We then set off through a courtyard in which the Ek Thambia Mahal was in the centre, to reach our room. En route to our room we also saw the dining area off to the side. As we passed it, we were told that a light lunch was available from the kitchen. Our room was beautiful, even more beautiful was the view. We looked out onto Gaibsagar Lake and the small island, Bijayrajeshwar Temple, which we had noticed on driving into Dungarpur. We quickly dumped our bags and decided to do a bit of exploring before eating. We had three hours before we were to have Sachin take us to the old palace up in the hills.

The grounds in between the palace and the lake were very well kept with flowers, lawn and flowering bushes everywhere. Walking along the lakeside we came upon the palace’s swimming pool and a number of interesting statues. Deciding it was time to eat, we headed back into the palace to find that the dining hall didn’t have a roof over the main dining table which could easily seat thirty people. The table was made of marble and had a centre that was filled with water.
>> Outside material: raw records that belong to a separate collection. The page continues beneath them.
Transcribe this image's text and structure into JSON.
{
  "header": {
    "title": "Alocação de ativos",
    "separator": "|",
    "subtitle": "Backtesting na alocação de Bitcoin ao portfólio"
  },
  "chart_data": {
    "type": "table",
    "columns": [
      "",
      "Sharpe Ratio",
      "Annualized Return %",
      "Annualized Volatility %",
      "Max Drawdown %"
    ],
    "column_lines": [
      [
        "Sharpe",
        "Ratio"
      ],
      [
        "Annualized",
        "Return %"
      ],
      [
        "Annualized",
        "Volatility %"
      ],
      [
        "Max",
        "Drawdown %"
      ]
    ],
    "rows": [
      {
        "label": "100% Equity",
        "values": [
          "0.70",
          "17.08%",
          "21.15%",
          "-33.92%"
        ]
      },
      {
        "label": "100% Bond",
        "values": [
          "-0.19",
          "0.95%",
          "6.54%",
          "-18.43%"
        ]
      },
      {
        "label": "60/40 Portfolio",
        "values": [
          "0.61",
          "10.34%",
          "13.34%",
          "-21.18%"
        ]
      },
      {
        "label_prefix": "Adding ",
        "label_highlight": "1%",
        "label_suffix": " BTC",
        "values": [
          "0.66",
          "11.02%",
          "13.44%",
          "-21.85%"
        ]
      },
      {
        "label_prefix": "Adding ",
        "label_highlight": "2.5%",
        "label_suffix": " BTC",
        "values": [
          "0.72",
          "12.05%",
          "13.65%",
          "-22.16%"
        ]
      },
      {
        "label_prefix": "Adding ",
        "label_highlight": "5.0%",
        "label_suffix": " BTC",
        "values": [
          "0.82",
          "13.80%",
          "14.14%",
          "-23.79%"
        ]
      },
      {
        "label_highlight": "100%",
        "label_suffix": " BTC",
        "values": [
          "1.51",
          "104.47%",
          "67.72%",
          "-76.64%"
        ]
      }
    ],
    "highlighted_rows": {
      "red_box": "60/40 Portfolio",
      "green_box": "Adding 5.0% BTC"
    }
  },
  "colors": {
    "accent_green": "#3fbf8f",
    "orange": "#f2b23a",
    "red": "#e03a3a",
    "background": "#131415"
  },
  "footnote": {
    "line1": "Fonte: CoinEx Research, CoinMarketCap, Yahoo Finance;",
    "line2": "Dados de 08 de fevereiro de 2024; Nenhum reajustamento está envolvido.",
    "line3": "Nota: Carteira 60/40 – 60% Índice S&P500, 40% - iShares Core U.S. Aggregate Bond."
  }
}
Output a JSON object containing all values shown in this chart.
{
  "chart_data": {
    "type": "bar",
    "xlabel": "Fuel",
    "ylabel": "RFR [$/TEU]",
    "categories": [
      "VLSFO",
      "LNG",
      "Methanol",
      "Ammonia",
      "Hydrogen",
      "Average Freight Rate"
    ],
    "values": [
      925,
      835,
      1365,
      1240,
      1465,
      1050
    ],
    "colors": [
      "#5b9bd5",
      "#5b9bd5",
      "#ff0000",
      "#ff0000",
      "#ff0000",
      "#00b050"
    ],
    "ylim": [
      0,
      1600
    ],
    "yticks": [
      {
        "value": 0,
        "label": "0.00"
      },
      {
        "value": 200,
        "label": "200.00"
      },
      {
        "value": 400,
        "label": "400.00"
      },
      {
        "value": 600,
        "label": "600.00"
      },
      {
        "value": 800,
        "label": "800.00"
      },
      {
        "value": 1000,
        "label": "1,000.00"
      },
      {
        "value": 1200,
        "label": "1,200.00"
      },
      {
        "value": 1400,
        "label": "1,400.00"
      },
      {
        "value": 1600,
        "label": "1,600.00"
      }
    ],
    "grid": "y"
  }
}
Off to the side under a ceiling from which a row of chandeliers were suspended were a number of small tables. We had our lunch at the large central table under the sun.
With the meal done, we continued our tour of the grounds and then took a short walk down the road to see what we could discover. Just before leaving the property, we met this man who was busy carving stones for some project of the Prince. His family have been stone carvers for generations in service of the Maharawals.

Leaving the property for a short stroll, we headed away from the town, continuing down the country road. The road was paved and lined with trees in full leaf. Just outside the gates we passed what appeared to be an abandoned temple. I made plans to return here, perhaps for the late afternoon when we returned from our visit to the old palace.

We passed these ladies who were carrying fodder for farm animals dressed in their colourful work clothes. In front of the women was a young boy who was acting as shephard to a flock of sheep and goats. Now this is what I was hoping to see while in India, ordinary people living ordinary lives. This was how I had imagined India with scenes that told of life unchanged for centuries. These were the common people, not the rich landowners or the up-and-coming city folk trying hard to be Westerners, trying to be Americans in India.